Kids For The Planet!

It’s Earth Day, folks! Today we’re highlighting kids around the world who are making a difference for the planet.

Mari Copeny, 13

13-year-old activist, philanthropist, and “future president” Mari Copeny, from Flint, Michigan, is on the front lines helping kids to embrace their power through equal opportunity. When the Flint Water Crisis began in Flint instead of feeling helpless Mari decided to use her voice to help out her community and to fight for the kids in Flint and she has not stopped since. Since then she has expanded her effort to help communities across the nation dealing with toxic water.

What does Mari have to share with other kids who want to get involved? “You’re never too young or too small to change the world!”

Amy & Ella Meek, 13 & 15

Sisters Amy and Ella Meek, from the UK, founded their child-led campaign Kids Against Plastic after learning about the devastating impact plastic pollution has on marine wildlife.

As they learned about plastics they also discovered plastic’s connection to fossil fuel. One UN study found that if the growth of plastic production continues at its current rate, “by 2050 the plastic industry may account for 20% of the world’s total oil consumption.”

As Amy told a UK newspaper, “The wasteful production of single-use plastics is so interconnected with the consumption of fossil fuels and global warming, and learning about these problems really opened our eyes.”
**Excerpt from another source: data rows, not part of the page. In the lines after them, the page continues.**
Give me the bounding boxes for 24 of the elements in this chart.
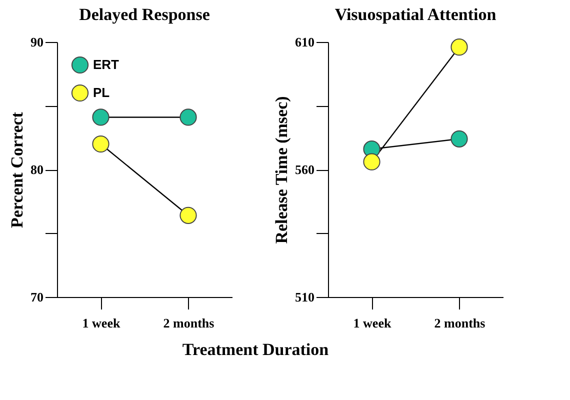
legend-label: PL — [93, 85, 110, 100]
chart-title: Visuospatial Attention — [334, 5, 497, 24]
y-tick-label: 80 — [30, 162, 44, 177]
point — [92, 135, 110, 153]
point — [450, 38, 468, 56]
y-tick-label: 70 — [30, 290, 44, 304]
x-tick-label: 1 week — [82, 316, 121, 330]
point — [180, 108, 197, 126]
y-tick-label: 510 — [295, 290, 314, 304]
point — [450, 130, 468, 148]
x-tick-label: 2 months — [163, 316, 214, 330]
x-tick-label: 2 months — [434, 316, 486, 330]
point — [180, 206, 197, 224]
x-tick-label: 1 week — [353, 316, 392, 330]
point — [363, 153, 380, 170]
y-tick-label: 560 — [295, 162, 314, 177]
y-tick-label: 90 — [30, 34, 44, 50]
legend-label: ERT — [93, 57, 120, 72]
point — [92, 108, 110, 126]
y-tick-label: 610 — [295, 34, 314, 50]
y-axis-title: Percent Correct — [8, 112, 26, 228]
chart-title: Delayed Response — [79, 5, 210, 24]
x-axis-title: Treatment Duration — [182, 340, 330, 359]
y-axis-title: Release Time (msec) — [272, 96, 291, 244]
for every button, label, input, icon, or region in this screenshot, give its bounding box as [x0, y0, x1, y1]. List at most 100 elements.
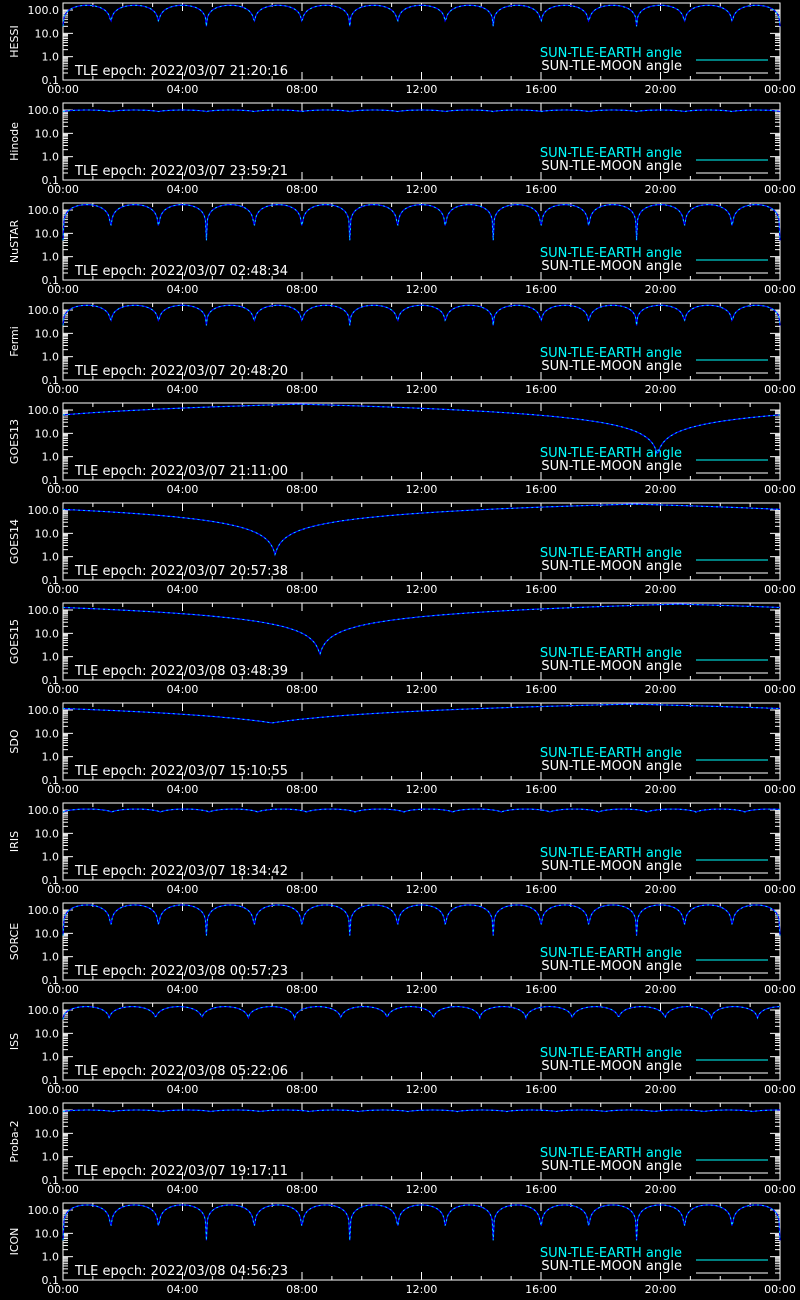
x-tick-label: 08:00 — [286, 583, 318, 596]
y-tick-label: 100.0 — [28, 4, 60, 17]
x-tick-label: 20:00 — [645, 683, 677, 696]
x-tick-label: 12:00 — [406, 283, 438, 296]
y-tick-label: 1.0 — [42, 751, 60, 764]
x-tick-label: 00:00 — [47, 883, 79, 896]
sun-earth-angle-curve — [62, 4, 781, 27]
legend-earth-label: SUN-TLE-EARTH angle — [540, 1146, 682, 1161]
x-tick-label: 12:00 — [406, 983, 438, 996]
x-tick-label: 08:00 — [286, 183, 318, 196]
x-tick-label: 16:00 — [525, 983, 557, 996]
y-tick-label: 100.0 — [28, 604, 60, 617]
x-tick-label: 00:00 — [764, 783, 796, 796]
legend-earth-label: SUN-TLE-EARTH angle — [540, 646, 682, 661]
legend-moon-label: SUN-TLE-MOON angle — [541, 859, 682, 874]
x-tick-label: 20:00 — [645, 183, 677, 196]
x-tick-label: 08:00 — [286, 1183, 318, 1196]
y-tick-label: 0.1 — [42, 274, 60, 287]
legend-moon-label: SUN-TLE-MOON angle — [541, 159, 682, 174]
satellite-name-label: NuSTAR — [8, 220, 21, 264]
y-tick-label: 1.0 — [42, 51, 60, 64]
x-tick-label: 20:00 — [645, 783, 677, 796]
x-tick-label: 04:00 — [167, 983, 199, 996]
y-tick-label: 1.0 — [42, 151, 60, 164]
x-tick-label: 08:00 — [286, 283, 318, 296]
x-tick-label: 00:00 — [764, 883, 796, 896]
tle-epoch-label: TLE epoch: 2022/03/08 00:57:23 — [74, 964, 288, 979]
y-tick-label: 1.0 — [42, 1251, 60, 1264]
x-tick-label: 04:00 — [167, 583, 199, 596]
x-tick-label: 20:00 — [645, 283, 677, 296]
x-tick-label: 00:00 — [47, 1283, 79, 1296]
y-tick-label: 1.0 — [42, 651, 60, 664]
y-tick-label: 1.0 — [42, 1151, 60, 1164]
x-tick-label: 20:00 — [645, 1283, 677, 1296]
x-tick-label: 04:00 — [167, 483, 199, 496]
tle-epoch-label: TLE epoch: 2022/03/07 23:59:21 — [74, 164, 288, 179]
x-tick-label: 20:00 — [645, 83, 677, 96]
satellite-name-label: Fermi — [8, 326, 21, 357]
sun-earth-angle-curve — [62, 304, 781, 326]
x-tick-label: 08:00 — [286, 883, 318, 896]
satellite-name-label: GOES13 — [8, 419, 21, 464]
satellite-name-label: GOES15 — [8, 619, 21, 664]
x-tick-label: 00:00 — [764, 383, 796, 396]
y-tick-label: 100.0 — [28, 1104, 60, 1117]
panel-hinode: 100.010.01.00.100:00 04:00 08:00 12:00 16:00… — [8, 102, 796, 196]
x-tick-label: 00:00 — [47, 383, 79, 396]
panel-fermi: 100.010.01.00.100:00 04:00 08:00 12:00 16:00… — [8, 302, 796, 396]
x-tick-label: 04:00 — [167, 383, 199, 396]
x-tick-label: 12:00 — [406, 1083, 438, 1096]
legend-earth-label: SUN-TLE-EARTH angle — [540, 746, 682, 761]
panel-hessi: 100.010.01.00.100:00 04:00 08:00 12:00 16:00… — [8, 2, 796, 96]
legend-moon-label: SUN-TLE-MOON angle — [541, 759, 682, 774]
legend-earth-label: SUN-TLE-EARTH angle — [540, 1046, 682, 1061]
x-tick-label: 16:00 — [525, 483, 557, 496]
x-tick-label: 00:00 — [764, 83, 796, 96]
x-tick-label: 16:00 — [525, 383, 557, 396]
y-tick-label: 100.0 — [28, 1204, 60, 1217]
x-tick-label: 16:00 — [525, 883, 557, 896]
y-tick-label: 10.0 — [35, 1127, 60, 1140]
y-tick-label: 100.0 — [28, 204, 60, 217]
y-tick-label: 100.0 — [28, 1004, 60, 1017]
legend-earth-label: SUN-TLE-EARTH angle — [540, 846, 682, 861]
y-tick-label: 0.1 — [42, 674, 60, 687]
legend-earth-label: SUN-TLE-EARTH angle — [540, 246, 682, 261]
y-tick-label: 1.0 — [42, 451, 60, 464]
x-tick-label: 04:00 — [167, 783, 199, 796]
x-tick-label: 04:00 — [167, 683, 199, 696]
satellite-name-label: ISS — [8, 1033, 21, 1050]
tle-epoch-label: TLE epoch: 2022/03/07 15:10:55 — [74, 764, 288, 779]
tle-epoch-label: TLE epoch: 2022/03/08 05:22:06 — [74, 1064, 288, 1079]
y-tick-label: 0.1 — [42, 174, 60, 187]
x-tick-label: 00:00 — [764, 183, 796, 196]
sun-earth-angle-curve-highlight — [62, 204, 781, 241]
x-tick-label: 12:00 — [406, 883, 438, 896]
x-tick-label: 00:00 — [47, 783, 79, 796]
x-tick-label: 08:00 — [286, 1083, 318, 1096]
x-tick-label: 16:00 — [525, 683, 557, 696]
y-tick-label: 0.1 — [42, 74, 60, 87]
y-tick-label: 1.0 — [42, 251, 60, 264]
satellite-name-label: SORCE — [8, 923, 21, 960]
x-tick-label: 00:00 — [47, 983, 79, 996]
legend-moon-label: SUN-TLE-MOON angle — [541, 359, 682, 374]
y-tick-label: 0.1 — [42, 474, 60, 487]
y-tick-label: 10.0 — [35, 327, 60, 340]
tle-epoch-label: TLE epoch: 2022/03/07 20:48:20 — [74, 364, 288, 379]
x-tick-label: 00:00 — [47, 683, 79, 696]
y-tick-label: 1.0 — [42, 951, 60, 964]
x-tick-label: 08:00 — [286, 683, 318, 696]
legend-moon-label: SUN-TLE-MOON angle — [541, 259, 682, 274]
x-tick-label: 20:00 — [645, 1083, 677, 1096]
sun-earth-angle-curve — [63, 603, 781, 656]
x-tick-label: 20:00 — [645, 583, 677, 596]
x-tick-label: 12:00 — [406, 183, 438, 196]
x-tick-label: 20:00 — [645, 483, 677, 496]
y-tick-label: 10.0 — [35, 627, 60, 640]
satellite-name-label: ICON — [8, 1228, 21, 1256]
tle-epoch-label: TLE epoch: 2022/03/07 19:17:11 — [74, 1164, 288, 1179]
x-tick-label: 04:00 — [167, 183, 199, 196]
legend-earth-label: SUN-TLE-EARTH angle — [540, 1246, 682, 1261]
legend-moon-label: SUN-TLE-MOON angle — [541, 659, 682, 674]
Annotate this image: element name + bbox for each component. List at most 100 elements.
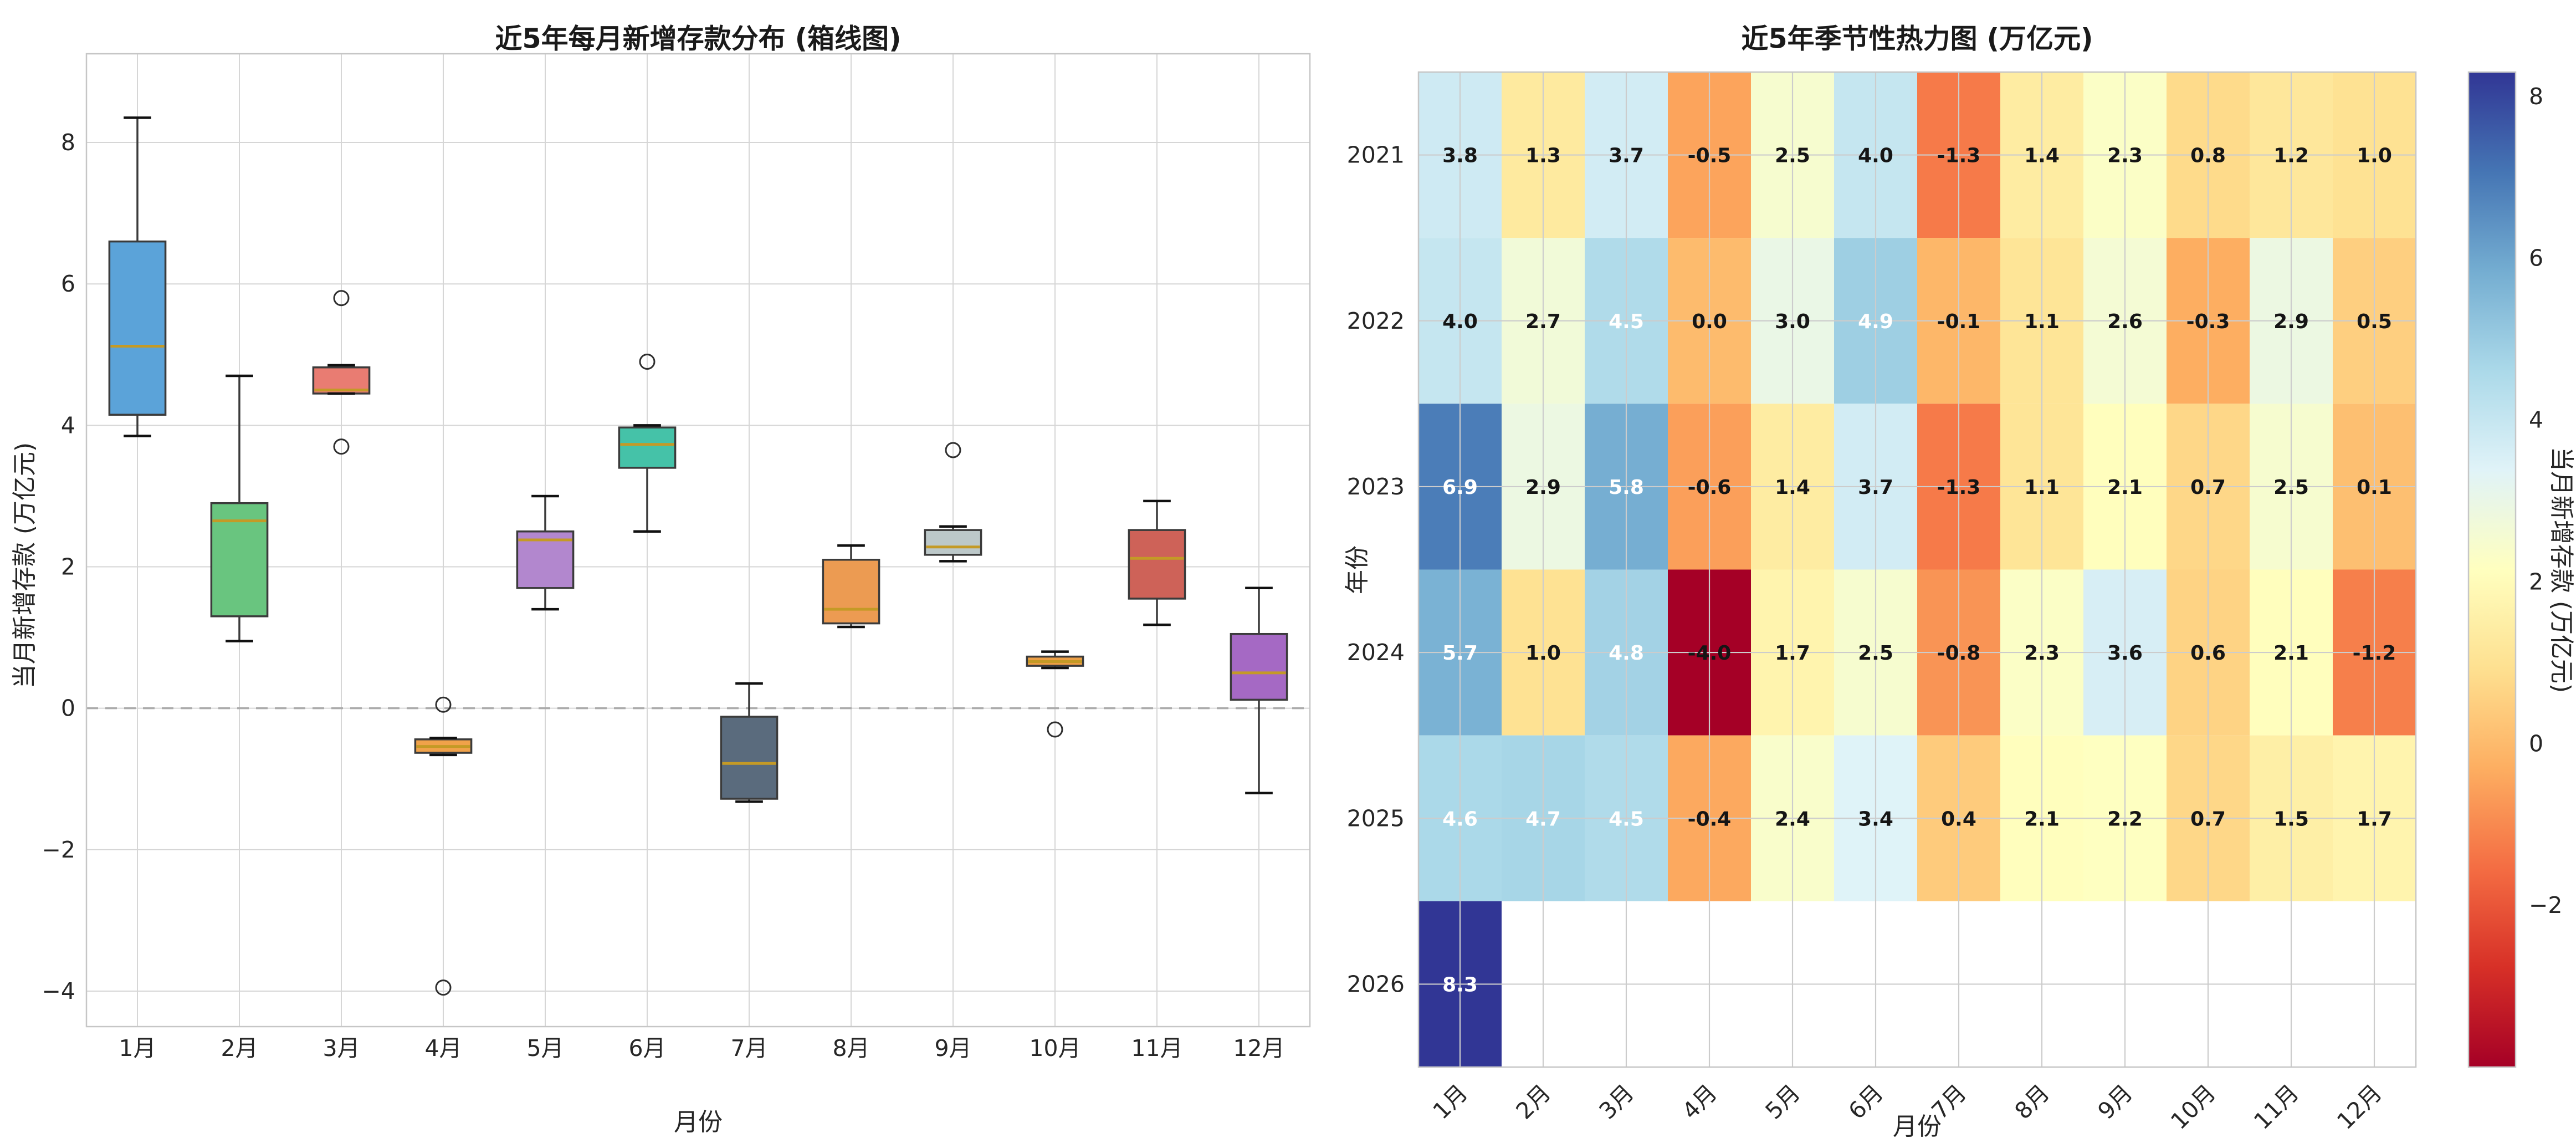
box-11月: [1128, 529, 1186, 600]
heatmap-value: 0.5: [2357, 310, 2392, 333]
heatmap-value: 1.2: [2273, 145, 2309, 167]
heatmap-xtick-label: 6月: [1843, 1079, 1888, 1124]
heatmap-ytick-label: 2024: [1347, 639, 1405, 666]
outlier-marker: [945, 442, 961, 458]
boxplot-ytick-label: −4: [42, 978, 75, 1004]
outlier-marker: [333, 290, 350, 307]
heatmap-value: 2.3: [2024, 642, 2060, 665]
heatmap-value: 2.7: [1525, 310, 1561, 333]
heatmap-yaxis-label: 年份: [1343, 545, 1371, 594]
colorbar-tick-label: 0: [2529, 730, 2543, 757]
heatmap-value: 4.7: [1525, 808, 1561, 830]
heatmap-xtick-label: 11月: [2249, 1079, 2304, 1135]
heatmap-value: 2.6: [2107, 310, 2143, 333]
heatmap-ytick-label: 2023: [1347, 473, 1405, 500]
boxplot-xtick-label: 10月: [1029, 1035, 1080, 1062]
heatmap-value: 2.5: [2273, 476, 2309, 499]
colorbar-label: 当月新增存款 (万亿元): [2547, 446, 2575, 693]
heatmap-value: 3.8: [1442, 145, 1478, 167]
heatmap-value: 4.5: [1609, 310, 1644, 333]
boxplot-xtick-label: 12月: [1233, 1035, 1284, 1062]
heatmap-value: 1.4: [1775, 476, 1810, 499]
heatmap-value: 1.0: [1525, 642, 1561, 665]
heatmap-value: -1.3: [1937, 145, 1981, 167]
heatmap-value: 3.6: [2107, 642, 2143, 665]
heatmap-xtick-label: 9月: [2093, 1079, 2138, 1124]
boxplot-ytick-label: 6: [61, 271, 75, 297]
outlier-marker: [1047, 721, 1063, 738]
boxplot-xtick-label: 4月: [424, 1035, 462, 1062]
heatmap-value: 0.8: [2190, 145, 2226, 167]
heatmap-value: 8.3: [1442, 973, 1478, 996]
heatmap-value: 0.7: [2190, 476, 2226, 499]
heatmap-value: -0.1: [1937, 310, 1981, 333]
heatmap-xtick-label: 5月: [1760, 1079, 1805, 1124]
heatmap-value: 3.4: [1858, 808, 1893, 830]
heatmap-value: 0.6: [2190, 642, 2226, 665]
heatmap-value: 0.1: [2357, 476, 2392, 499]
heatmap-value: 0.7: [2190, 808, 2226, 830]
heatmap-border: [1417, 71, 2417, 1068]
heatmap-value: -0.5: [1688, 145, 1732, 167]
boxplot-area: [86, 54, 1310, 1027]
boxplot-border: [85, 53, 1311, 1028]
heatmap-value: 1.3: [1525, 145, 1561, 167]
boxplot-xtick-label: 7月: [730, 1035, 767, 1062]
heatmap-ytick-label: 2021: [1347, 142, 1405, 169]
boxplot-xtick-label: 6月: [628, 1035, 665, 1062]
heatmap-value: 2.5: [1858, 642, 1893, 665]
heatmap-value: 0.4: [1941, 808, 1976, 830]
outlier-marker: [333, 438, 350, 455]
heatmap-value: 2.9: [1525, 476, 1561, 499]
heatmap-value: 1.7: [2357, 808, 2392, 830]
heatmap-value: 2.5: [1775, 145, 1810, 167]
box-8月: [822, 559, 880, 625]
boxplot-xtick-label: 8月: [832, 1035, 869, 1062]
heatmap-value: 3.7: [1609, 145, 1644, 167]
boxplot-xtick-label: 11月: [1131, 1035, 1182, 1062]
heatmap-value: 2.9: [2273, 310, 2309, 333]
colorbar-tick-label: 2: [2529, 568, 2543, 595]
boxplot-ytick-label: 0: [61, 695, 75, 722]
heatmap-xtick-label: 4月: [1677, 1079, 1722, 1124]
boxplot-title: 近5年每月新增存款分布 (箱线图): [495, 23, 902, 55]
colorbar-tick-label: 6: [2529, 245, 2543, 272]
heatmap-value: 1.5: [2273, 808, 2309, 830]
heatmap-value: -1.3: [1937, 476, 1981, 499]
boxplot-xtick-label: 9月: [934, 1035, 971, 1062]
outlier-marker: [639, 354, 655, 370]
boxplot-xaxis-label: 月份: [674, 1108, 723, 1136]
heatmap-value: 5.8: [1609, 476, 1644, 499]
boxplot-ytick-label: 2: [61, 554, 75, 580]
heatmap-value: 4.5: [1609, 808, 1644, 830]
heatmap-xtick-label: 10月: [2165, 1079, 2221, 1135]
heatmap-value: 4.0: [1858, 145, 1893, 167]
heatmap-xaxis-label: 月份: [1893, 1113, 1942, 1141]
heatmap-value: 5.7: [1442, 642, 1478, 665]
heatmap-xtick-label: 1月: [1428, 1079, 1473, 1124]
heatmap-value: 2.1: [2273, 642, 2309, 665]
boxplot-yaxis-label: 当月新增存款 (万亿元): [11, 442, 39, 689]
boxplot-xtick-label: 5月: [526, 1035, 564, 1062]
box-12月: [1230, 632, 1288, 701]
box-9月: [924, 529, 982, 556]
heatmap-xtick-label: 8月: [2010, 1079, 2055, 1124]
colorbar-tick-label: 4: [2529, 407, 2543, 433]
heatmap-value: 1.1: [2024, 476, 2060, 499]
heatmap-value: -0.4: [1688, 808, 1732, 830]
heatmap-value: 3.7: [1858, 476, 1893, 499]
heatmap-value: 1.7: [1775, 642, 1810, 665]
heatmap-value: 2.1: [2024, 808, 2060, 830]
heatmap-value: 6.9: [1442, 476, 1478, 499]
heatmap-value: 2.2: [2107, 808, 2143, 830]
heatmap-xtick-label: 2月: [1511, 1079, 1556, 1124]
box-1月: [108, 240, 167, 416]
heatmap-xtick-label: 3月: [1594, 1079, 1639, 1124]
heatmap-value: 4.9: [1858, 310, 1893, 333]
heatmap-ytick-label: 2022: [1347, 308, 1405, 334]
boxplot-xtick-label: 3月: [322, 1035, 360, 1062]
heatmap-ytick-label: 2025: [1347, 805, 1405, 831]
heatmap-value: 2.4: [1775, 808, 1810, 830]
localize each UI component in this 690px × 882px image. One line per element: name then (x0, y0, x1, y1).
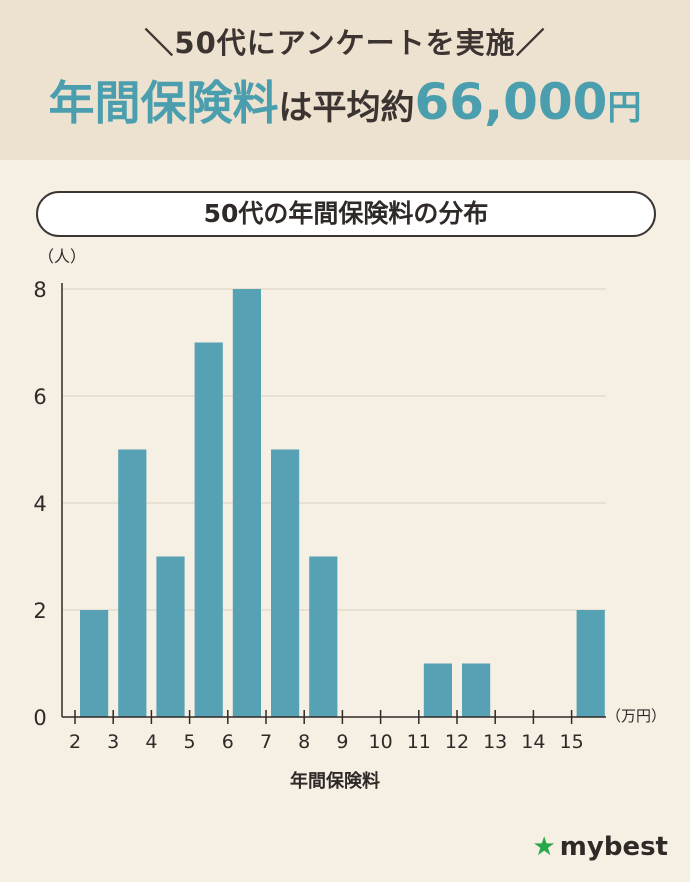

You can learn more about the teen’s work in their Tedx Talk! You can also follow their Instagram @kidsagainstplastic for the latest.

Lesein Mutunkei, 18

Lesein Mutunkei from Nairobi, Kenya uses soccer and social media to raise awareness of deforestation and climate change.

The teen is an avid soccer player and says, “everyone should do their little thing.” In his case, Lesein promised to plant a tree for every goal he scored while playing his favorite game.

He has encouraged his teammates, friends, and other kids in his area to take the #trees4goals pledge and hopes to see the trend spread beyond Kenya.

You can follow Lesein on Instagram at @trees4goals. On his account, the savvy gen-zer promotes the use of reusable materials and advocates for a change in politics to better protect the environment.

Tips For Parents

Like these kids, your child may be concerned about the environment and have questions about climate change. Talking about a complex and pressing issue can feel daunting. Below we’ve collected some great resources on how to talk to kids about climate change.

  • NPR has 6 tips for talking to your kids about climate change.